Как выяснилось, кража на шаровском участке была лишь фактом в ряду других, с загадочной методичностью происходивших в течение последнего года, но тщательно скрываемых доселе. Ну, предположим, место, откуда исчезло крыльцо обимурской гостиницы «Центральная» вместе с туго открывающейся стеклянной дверью, можно было обнести свеже-зеленым забором с надписью: «Идут ремонтно-строительные работы!», а постояльцев гостиницы водить с черного хода. Предположим, можно было закрыть на «переэкспозицию» зал «Родная природа» в краеведческом музее, где пропал целый угол. И огородить колючей проволокой и щитами с изображением агрессивного энцефалитного клеща исчезнувший участок Хехцирского заповедника. Не исключено, что творческая мысль обимурских властей изобразила бы нечто подобное и на участке Шарова, однако поблизости, на Втором Воронеже, располагалось десятка два пионерских лагерей, в один из которых проследовал вчера красивый интуристовский автобус с ребятишками и их сопровождающими из зарубежного города-побратима.
Этим же вечером заокеанское радио сообщило всему миру о серой пустоте, образовавшейся в пригороде Обимурска…
Разумеется, ни о какой «самостоятельной работе» теперь и заикнуться было нельзя. Оперативные группы возглавили товарищи из компетентных органов. Легковушки усвистели в город по раскаленно блестящему под синевой небес шоссе, а Шаров, оставивший свои вчерашние догадки при себе, остался стоять на взгорке, опять же глядя в серую пустоту.
Ему не давал покоя сам этот «набор»: участок реки, кусочек леса, крыльцо гостиницы - со стеклянной дверью! - и уголок музейного зала. Судя по описаниям, они были так же «вырезаны» из окружающего. А если и там побывала та же «она», неизвестная в синем платье? Но зачем ей зал музея? Крыльцо?
Шаров машинально поднял руку, привычно обводя надоевший прямоугольник, но в это время раздался внезапный, как выстрел в спину, сигнал пролетевшего мимо автомобиля, рука Шарова дрогнула… и он вспомнил - вспомнил невнятное слово из своего сна: ведь его вчера наяву прокричал рыжий таксист, увозя странно- опечаленного пассажира, да Шаров это слово, что называется, в голову не брал, оскорбленный пренебрежительно-обобщающим местоимением «эти». А слово было - «ведьма».

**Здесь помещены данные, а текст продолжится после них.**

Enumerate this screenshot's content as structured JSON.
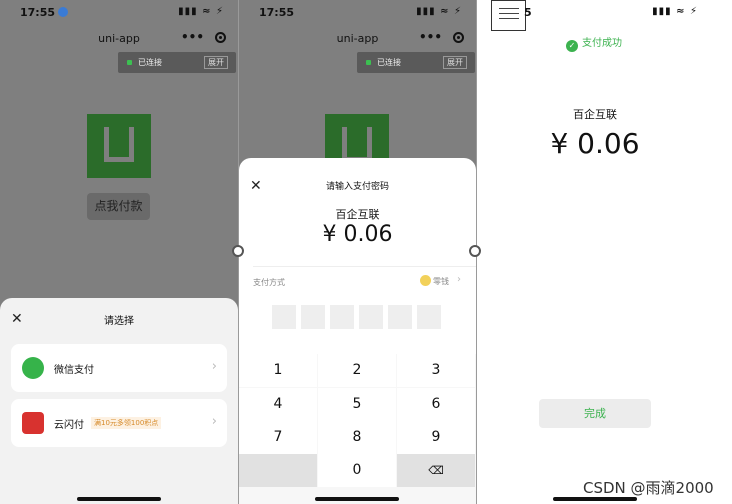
{
  "status": {
    "time": "17:55",
    "icons": "▮▮▮ ≈ ⚡"
  },
  "panel1": {
    "nav_title": "uni-app",
    "nav_more": "•••",
    "conn_text": "已连接",
    "conn_expand": "展开",
    "pay_button": "点我付款",
    "sheet_title": "请选择",
    "options": [
      {
        "label": "微信支付",
        "tag": "",
        "icon": "wechat-pay-icon",
        "color": "#36b34a"
      },
      {
        "label": "云闪付",
        "tag": "满10元多领100积点",
        "icon": "unionpay-icon",
        "color": "#d8322f"
      }
    ]
  },
  "panel2": {
    "nav_title": "uni-app",
    "nav_more": "•••",
    "conn_text": "已连接",
    "conn_expand": "展开",
    "sheet_title": "请输入支付密码",
    "merchant": "百企互联",
    "amount": "¥ 0.06",
    "method_label": "支付方式",
    "method_value": "零钱",
    "keys": [
      "1",
      "2",
      "3",
      "4",
      "5",
      "6",
      "7",
      "8",
      "9",
      "",
      "0",
      "⌫"
    ]
  },
  "panel3": {
    "success_text": "支付成功",
    "merchant": "百企互联",
    "amount": "¥ 0.06",
    "done_label": "完成",
    "watermark": "CSDN @雨滴2000"
  },
  "colors": {
    "accent": "#3cb24f",
    "overlay": "#7f7f7f",
    "logo": "#2b6c2a"
  }
}
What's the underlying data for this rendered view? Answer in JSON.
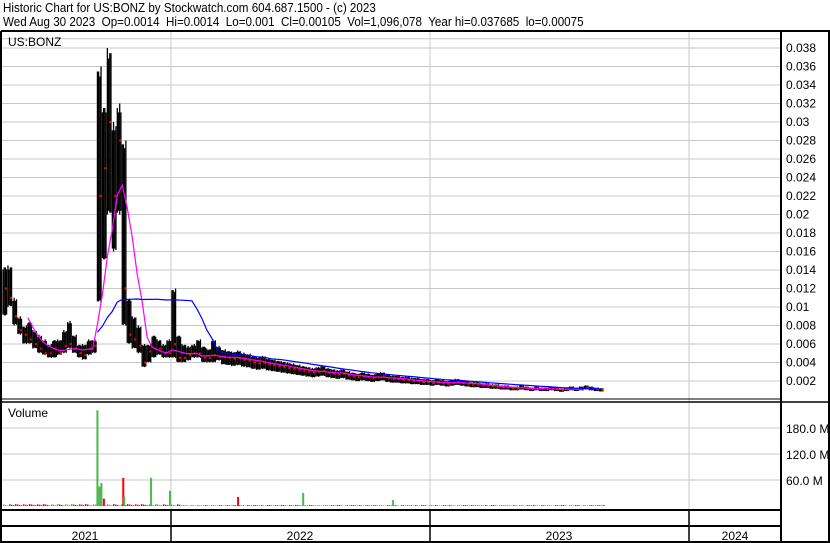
{
  "header": {
    "title": "Historic Chart for US:BONZ by Stockwatch.com 604.687.1500 - (c) 2023",
    "quote": "Wed Aug 30 2023  Op=0.0014  Hi=0.0014  Lo=0.001  Cl=0.00105  Vol=1,096,078  Year hi=0.037685  lo=0.00075"
  },
  "chart_data": {
    "type": "line",
    "title": "US:BONZ",
    "volume_label": "Volume",
    "x_axis": {
      "labels": [
        "2021",
        "2022",
        "2023",
        "2024"
      ],
      "start": "2021-05-08",
      "end": "2023-08-30",
      "interval": "weekly"
    },
    "price_axis": {
      "ylim": [
        0,
        0.039
      ],
      "ticks": [
        "0.002",
        "0.004",
        "0.006",
        "0.008",
        "0.01",
        "0.012",
        "0.014",
        "0.016",
        "0.018",
        "0.02",
        "0.022",
        "0.024",
        "0.026",
        "0.028",
        "0.03",
        "0.032",
        "0.034",
        "0.036",
        "0.038"
      ]
    },
    "volume_axis": {
      "ylim": [
        0,
        230
      ],
      "unit": "M",
      "ticks": [
        "60.0 M",
        "120.0 M",
        "180.0 M"
      ],
      "tick_values": [
        60,
        120,
        180
      ]
    },
    "price": {
      "high": [
        0.0145,
        0.0145,
        0.011,
        0.009,
        0.008,
        0.0085,
        0.0075,
        0.007,
        0.0065,
        0.006,
        0.0065,
        0.0065,
        0.0075,
        0.0085,
        0.007,
        0.006,
        0.006,
        0.0065,
        0.0065,
        0.036,
        0.032,
        0.038,
        0.03,
        0.032,
        0.028,
        0.011,
        0.009,
        0.008,
        0.006,
        0.006,
        0.007,
        0.0065,
        0.006,
        0.0065,
        0.012,
        0.007,
        0.006,
        0.0058,
        0.006,
        0.0065,
        0.0058,
        0.0055,
        0.0065,
        0.0058
      ],
      "low": [
        0.009,
        0.01,
        0.008,
        0.007,
        0.006,
        0.006,
        0.0055,
        0.005,
        0.0048,
        0.0045,
        0.0045,
        0.0048,
        0.005,
        0.0055,
        0.005,
        0.0045,
        0.0043,
        0.0048,
        0.005,
        0.0105,
        0.015,
        0.02,
        0.016,
        0.02,
        0.008,
        0.006,
        0.0055,
        0.005,
        0.0035,
        0.004,
        0.0045,
        0.0048,
        0.0045,
        0.0045,
        0.0045,
        0.004,
        0.004,
        0.0042,
        0.0045,
        0.0045,
        0.004,
        0.004,
        0.004,
        0.0042
      ],
      "close": [
        0.012,
        0.011,
        0.009,
        0.0075,
        0.007,
        0.0065,
        0.006,
        0.0055,
        0.005,
        0.005,
        0.0055,
        0.005,
        0.0058,
        0.006,
        0.0055,
        0.005,
        0.0048,
        0.0055,
        0.0058,
        0.022,
        0.025,
        0.03,
        0.022,
        0.028,
        0.012,
        0.007,
        0.0065,
        0.0058,
        0.004,
        0.0052,
        0.0055,
        0.0055,
        0.005,
        0.005,
        0.006,
        0.0045,
        0.0045,
        0.0048,
        0.005,
        0.005,
        0.0045,
        0.0045,
        0.0048,
        0.0046,
        0.0046,
        0.0045,
        0.0044,
        0.0045,
        0.0043,
        0.0042,
        0.004,
        0.0039,
        0.004,
        0.0038,
        0.0037,
        0.0036,
        0.0035,
        0.0034,
        0.0033,
        0.0032,
        0.0031,
        0.003,
        0.0029,
        0.003,
        0.0031,
        0.0029,
        0.0028,
        0.0027,
        0.0028,
        0.0026,
        0.0025,
        0.0024,
        0.0025,
        0.0024,
        0.0023,
        0.0024,
        0.0025,
        0.0023,
        0.0022,
        0.0022,
        0.0021,
        0.0021,
        0.002,
        0.002,
        0.0019,
        0.0019,
        0.0018,
        0.0019,
        0.0018,
        0.0017,
        0.0018,
        0.0019,
        0.0018,
        0.0017,
        0.0016,
        0.0016,
        0.0015,
        0.0015,
        0.0014,
        0.0014,
        0.0013,
        0.0013,
        0.0012,
        0.0012,
        0.0013,
        0.0012,
        0.0011,
        0.0012,
        0.0011,
        0.0011,
        0.0012,
        0.0011,
        0.001,
        0.0011,
        0.0012,
        0.0011,
        0.0012,
        0.0013,
        0.0012,
        0.0011,
        0.00105
      ]
    },
    "moving_averages": [
      {
        "name": "short MA",
        "period_weeks": 6,
        "color": "#ff00ff"
      },
      {
        "name": "long MA",
        "period_weeks": 20,
        "color": "#0000ff"
      }
    ],
    "volume_spikes_M": [
      {
        "week": 19,
        "value": 221,
        "color": "#4cb84c"
      },
      {
        "week": 19.4,
        "value": 45,
        "color": "#4cb84c"
      },
      {
        "week": 19.8,
        "value": 53,
        "color": "#4cb84c"
      },
      {
        "week": 20.3,
        "value": 17,
        "color": "#ff0000"
      },
      {
        "week": 24.2,
        "value": 65,
        "color": "#ff0000"
      },
      {
        "week": 24.4,
        "value": 22,
        "color": "#4cb84c"
      },
      {
        "week": 29.8,
        "value": 65,
        "color": "#4cb84c"
      },
      {
        "week": 33.6,
        "value": 35,
        "color": "#4cb84c"
      },
      {
        "week": 47.3,
        "value": 21,
        "color": "#ff0000"
      },
      {
        "week": 60.4,
        "value": 30,
        "color": "#4cb84c"
      },
      {
        "week": 78.5,
        "value": 14,
        "color": "#4cb84c"
      }
    ],
    "volume_baseline_M": 2,
    "colors": {
      "price_bar": "#000000",
      "close_tick": "#ff0000",
      "grid": "#c8c8c8",
      "up_volume": "#4cb84c",
      "down_volume": "#ff0000"
    }
  }
}
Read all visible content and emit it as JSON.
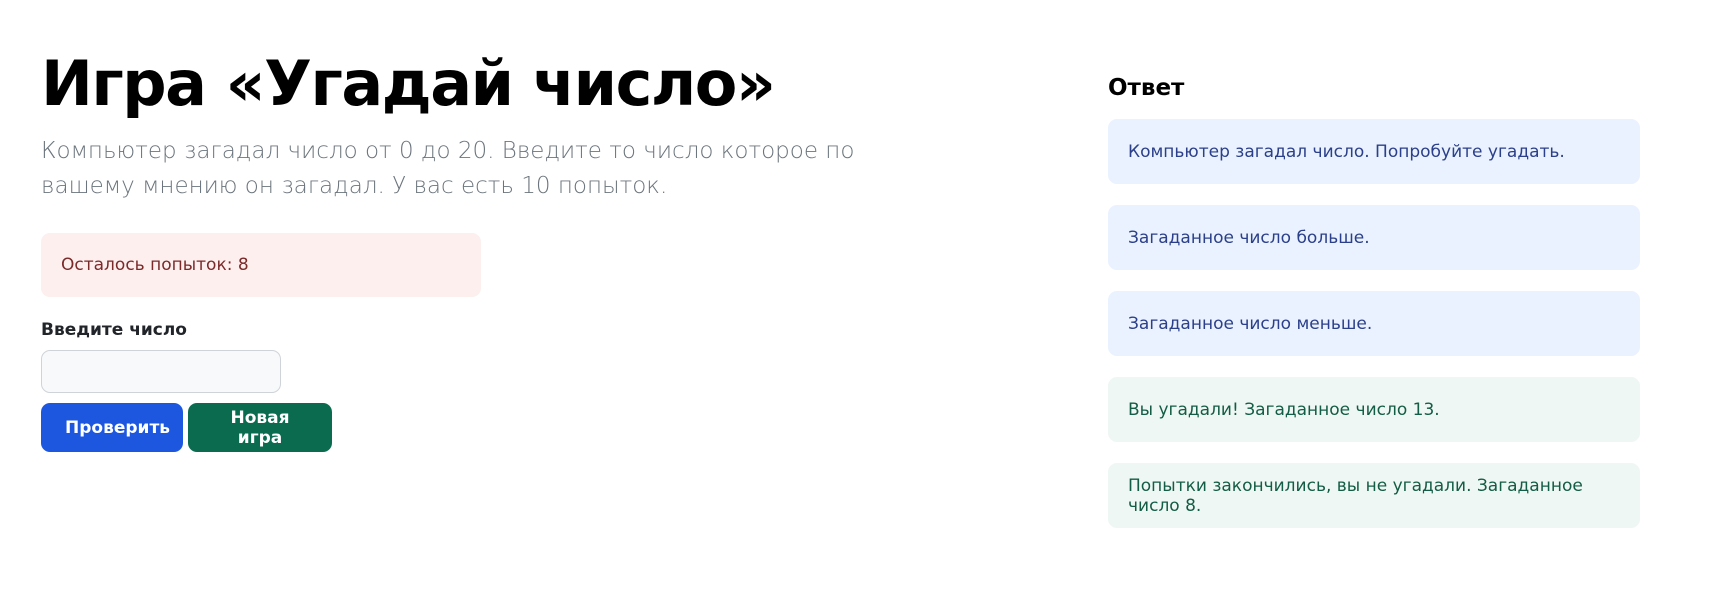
{
  "game": {
    "title": "Игра «Угадай число»",
    "description": "Компьютер загадал число от 0 до 20. Введите то число которое по вашему мнению он загадал. У вас есть 10 попыток.",
    "attempts_text": "Осталось попыток: 8",
    "input_label": "Введите число",
    "input_value": "",
    "check_button": "Проверить",
    "new_game_button": "Новая игра"
  },
  "answer": {
    "title": "Ответ",
    "messages": [
      {
        "text": "Компьютер загадал число. Попробуйте угадать.",
        "kind": "info"
      },
      {
        "text": "Загаданное число больше.",
        "kind": "info"
      },
      {
        "text": "Загаданное число меньше.",
        "kind": "info"
      },
      {
        "text": "Вы угадали! Загаданное число 13.",
        "kind": "success"
      },
      {
        "text": "Попытки закончились, вы не угадали. Загаданное число 8.",
        "kind": "success"
      }
    ]
  },
  "colors": {
    "primary": "#1d57e0",
    "success": "#0a6b4f",
    "danger_bg": "#fcefee",
    "info_bg": "#e9f2fe",
    "success_bg": "#eef7f3"
  }
}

Остальное оказалось делом техники. И как бы ни хотелось начать долгое и завлекательное описание того, как Шаров обошел все четыре городских таксопарка и только в самом отдаленном, по прозвищу «Байконур», перебирая личные дела водителей, узнал на фотографии эту нахальную усмешку и кудри, а их обладатель потом долго и мучительно вспоминал, кого же он возил на Воронеж третьего дня, - все это будет неправдой, а неправда, как известно, противопоказана и детективу, и фантастике. Скажем прямо: Шарову просто повезло. В воротах ближайшего же таксопарка, куда он наудачу сунулся, он увидел за рулем готовой к выезду машины того самого парня - по имени, как выяснилось, Саша Гребенников, и через две минуты Шаров уже знал, что ведьмой Гребенников назвал жительницу 91-й квартиры дома № 34 по улице Астрономической.
Шаров подивился памяти шофера, а он смутился: «При чем тут память? Просто уточнил только что в диспетчерской». Тогда Шаров восхитился интуицией Саши, и тот не стал спорить, только тихо улыбнулся…
По рассказу Гребенникова, жительница улицы Астрономической («Какая она? Да сам увидишь и поймешь: словами тут ничего не скажешь!») позавчера вызывала по телефону такси, съездила на тот самый взгорок, «по- разводила чего-то там руками» и вернулась сразу домой, бестрепетно выложив за все десятку. Пораженный внешней бесцельностью столь дорогостоящего путешествия, Саша Гребенников спросил на обратном пути, сгорая от любопытства: «Что там делала? Колдовала, что ли?» - на что получил рассеянный ответ: «Да уж конечно!»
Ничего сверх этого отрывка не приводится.